A second important issue that has not received sufficient attention concerns the fact that we do not have the same information available to assess the performance of all teachers. For teachers who teach subjects or grade levels in which no standardized tests are administered, we cannot easily estimate value-added scores. That is also true for beginning teachers or new teachers in a district or state, when value-added models require information on student learning from multiple prior student cohorts. To make up for the missing data, average grade level or at times average school level value-added scores are used. This practice is not uncommon in statistics where under certain conditions missing data might be substituted by mean values. While this practice might be defensible in the context of statistical analyses when the goal is to make inferences about the group, it seems a lot more problematic when the goal is to provide information for individual selection and high-stakes decision-making.
These challenges do not mean we cannot create better teacher evaluation systems than the one we currently have. But they do suggest that designing high quality systems requires sophisticated technical expertise and that politics wont get us there. We might be more successful in the long run if we treat creating such systems as an engineering design challenge. I am not advocating simplistic, mechanistic solutions. I am proposing that we take advantage of a framework for design and feedback that creates exactly the accountability and improvement new teacher evaluation systems aspire to provide. This framework has led time and time again to the greatest accomplishments.

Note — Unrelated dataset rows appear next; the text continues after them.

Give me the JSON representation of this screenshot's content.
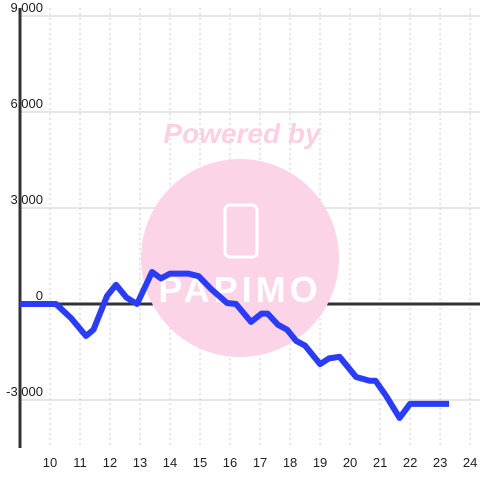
{
  "chart_data": {
    "type": "line",
    "watermark": "Powered by",
    "x": [
      9,
      10.2,
      10.7,
      11.2,
      11.45,
      11.9,
      12.2,
      12.55,
      12.9,
      13.4,
      13.7,
      14.0,
      14.6,
      14.95,
      15.4,
      15.9,
      16.2,
      16.7,
      17.05,
      17.25,
      17.6,
      17.9,
      18.2,
      18.5,
      19.0,
      19.3,
      19.65,
      20.2,
      20.65,
      20.85,
      21.2,
      21.65,
      22.0,
      23.3
    ],
    "series": [
      {
        "color": "#2a3cf5",
        "values": [
          0,
          0,
          -440,
          -1000,
          -800,
          250,
          600,
          200,
          0,
          1000,
          800,
          950,
          950,
          870,
          440,
          30,
          0,
          -560,
          -300,
          -300,
          -650,
          -800,
          -1150,
          -1300,
          -1880,
          -1700,
          -1650,
          -2280,
          -2400,
          -2400,
          -2870,
          -3560,
          -3120,
          -3120
        ]
      }
    ],
    "xlim": [
      9,
      24.33
    ],
    "xticks": [
      10,
      11,
      12,
      13,
      14,
      15,
      16,
      17,
      18,
      19,
      20,
      21,
      22,
      23,
      24
    ],
    "ylim": [
      -4500,
      9000
    ],
    "yticks": [
      {
        "value": -3000,
        "label": "-3,000"
      },
      0,
      {
        "value": 3000,
        "label": "3,000"
      },
      {
        "value": 6000,
        "label": "6,000"
      },
      {
        "value": 9000,
        "label": "9,000"
      }
    ],
    "grid": true
  }
}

Under this approach, designing teacher evaluation systems begins with specifying clearly the kind of information the system is supposed to provide, its intended use and the level of precision required. It also includes identifying the constraints that have to be taken into account, such as availability, reliability and validity of measures, distributions and so forth, all of which become important parameters in the design and later testing and monitoring of the system. Treating this work as a design challenge also allows us to acknowledge what every engineer knows, that there is no perfect design, that the first design is rarely the best design. But based on careful testing and improvements we almost always can create the best possible design. Doing this work right, of course, requires time, something that we always seem to be short of in education. Unless we are serious about spending the time, we should not expect real improvement. But if we do follow through, we might get a lot closer to the kind of educational reform and improvement we hope these systems can help facilitate. Now, that would be no small accomplishment in education.